Int J Clin Exp Pathol. 2021 Jun 15;14(6):741-745. eCollection 2021.
Cholesterol granuloma is a consequence of a chronic inflammatory reaction with accumulation of cholesterol crystals in the tissue. Ovarian cholesterol granuloma is rarely reported in the literature and can be misdiagnosed as ovarian cancer during surgery due to pelvic fibrosis and adhesion secondary to chronic inflammation, especially in postmenopausal women. We present a patient who had been referred to our gynecologic oncology clinic. The patient was a 65-year-old overweight female. She was referred to our tertiary hospital due to suspicion of ovarian cancer since she had CA 125 level above 3000 U/ml with a pelvic mass. To date, no cases of cholesterol granuloma causing CA 125 level above 3000 U/ml have been reported in the literature. We performed an elective diagnostic laparotomy to rule out occult malignancy. After removing the mass, it was sent for frozen section intraoperative consultation. Grossly the mass had irregular surface with yellow-brown appearance. The final diagnosis of cholesterol granuloma with serous cystadenofibroma was made. No evidence of malignancy was found. Symptoms, clinical and intraoperative findings of ovarian choloesterol granuloma can be misdiagnosed as cancer. Since the final diagnosis of a pelvic mass depends on histologic analysis, cholesterol granuloma should be kept in mind as a differential diagnosis of pelvic mass.
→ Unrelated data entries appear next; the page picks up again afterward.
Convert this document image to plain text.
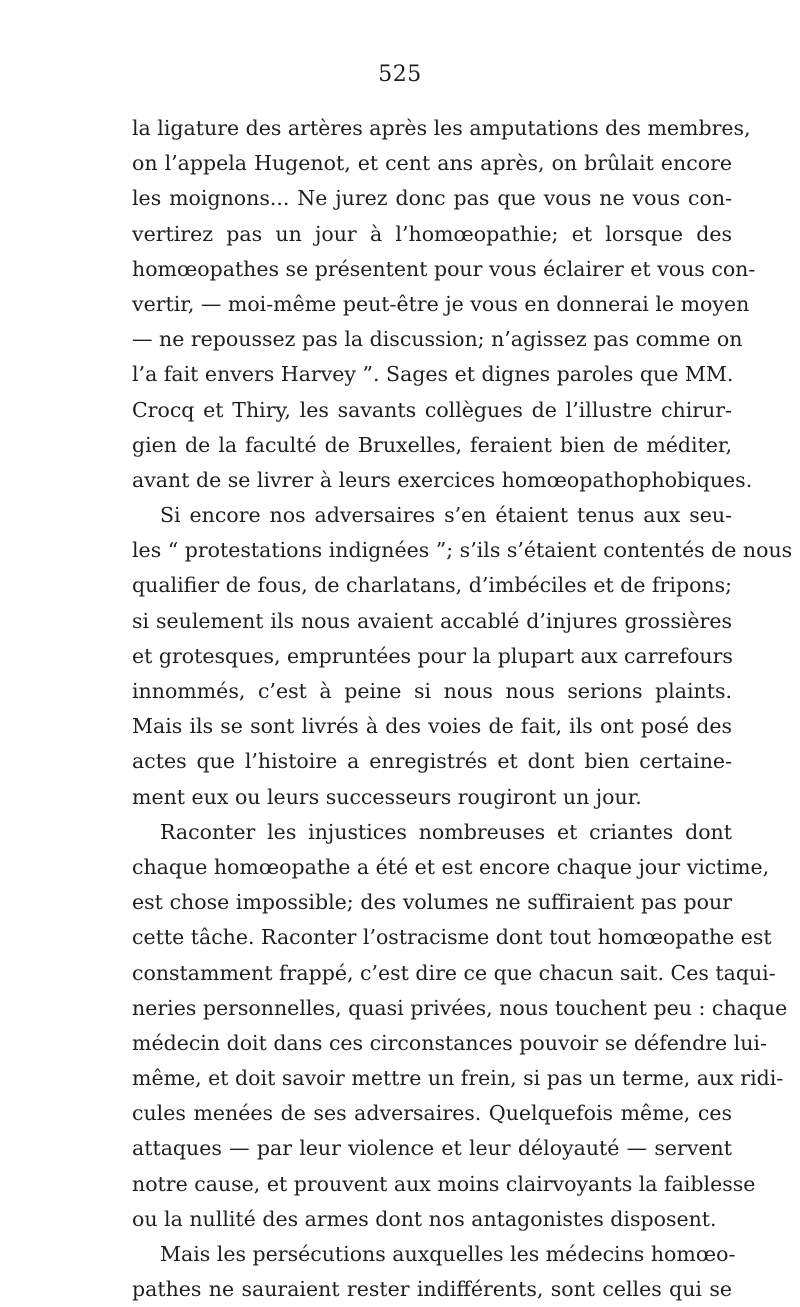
525
la ligature des artères après les amputations des membres,
on l’appela Hugenot, et cent ans après, on brûlait encore
les moignons... Ne jurez donc pas que vous ne vous con-
vertirez pas un jour à l’homœopathie; et lorsque des
homœopathes se présentent pour vous éclairer et vous con-
vertir, — moi-même peut-être je vous en donnerai le moyen
— ne repoussez pas la discussion; n’agissez pas comme on
l’a fait envers Harvey ”. Sages et dignes paroles que MM.
Crocq et Thiry, les savants collègues de l’illustre chirur-
gien de la faculté de Bruxelles, feraient bien de méditer,
avant de se livrer à leurs exercices homœopathophobiques.
Si encore nos adversaires s’en étaient tenus aux seu-
les “ protestations indignées ”; s’ils s’étaient contentés de nous
qualifier de fous, de charlatans, d’imbéciles et de fripons;
si seulement ils nous avaient accablé d’injures grossières
et grotesques, empruntées pour la plupart aux carrefours
innommés, c’est à peine si nous nous serions plaints.
Mais ils se sont livrés à des voies de fait, ils ont posé des
actes que l’histoire a enregistrés et dont bien certaine-
ment eux ou leurs successeurs rougiront un jour.
Raconter les injustices nombreuses et criantes dont
chaque homœopathe a été et est encore chaque jour victime,
est chose impossible; des volumes ne suffiraient pas pour
cette tâche. Raconter l’ostracisme dont tout homœopathe est
constamment frappé, c’est dire ce que chacun sait. Ces taqui-
neries personnelles, quasi privées, nous touchent peu : chaque
médecin doit dans ces circonstances pouvoir se défendre lui-
même, et doit savoir mettre un frein, si pas un terme, aux ridi-
cules menées de ses adversaires. Quelquefois même, ces
attaques — par leur violence et leur déloyauté — servent
notre cause, et prouvent aux moins clairvoyants la faiblesse
ou la nullité des armes dont nos antagonistes disposent.
Mais les persécutions auxquelles les médecins homœo-
pathes ne sauraient rester indifférents, sont celles qui se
胆固醇肉芽肿是一种慢性炎症反应的结果,组织中会有胆固醇结晶积聚。卵巢胆固醇肉芽肿在文献中鲜有报道,由于慢性炎症继发盆腔纤维化和粘连,在手术中可能被误诊为卵巢癌,尤其是在绝经后女性中。我们报告一例转诊至我院妇科肿瘤门诊的患者。该患者为一名65岁超重女性。因CA 125水平高于3000 U/ml且盆腔有肿块,怀疑患有卵巢癌而转诊至我院三级医院。迄今为止,文献中尚未报道过胆固醇肉芽肿导致CA 125水平高于3000 U/ml的病例。我们进行了择期诊断性剖腹探查术以排除隐匿性恶性肿瘤。切除肿块后,将其送去做术中冰冻切片会诊。大体上,肿块表面不规则,呈黄棕色外观。最终诊断为胆固醇肉芽肿合并浆液性囊腺纤维瘤。未发现恶性证据。卵巢胆固醇肉芽肿的症状、临床及术中表现可能被误诊为癌症。由于盆腔肿块的最终诊断取决于组织学分析,胆固醇肉芽肿应作为盆腔肿块的鉴别诊断之一予以考虑。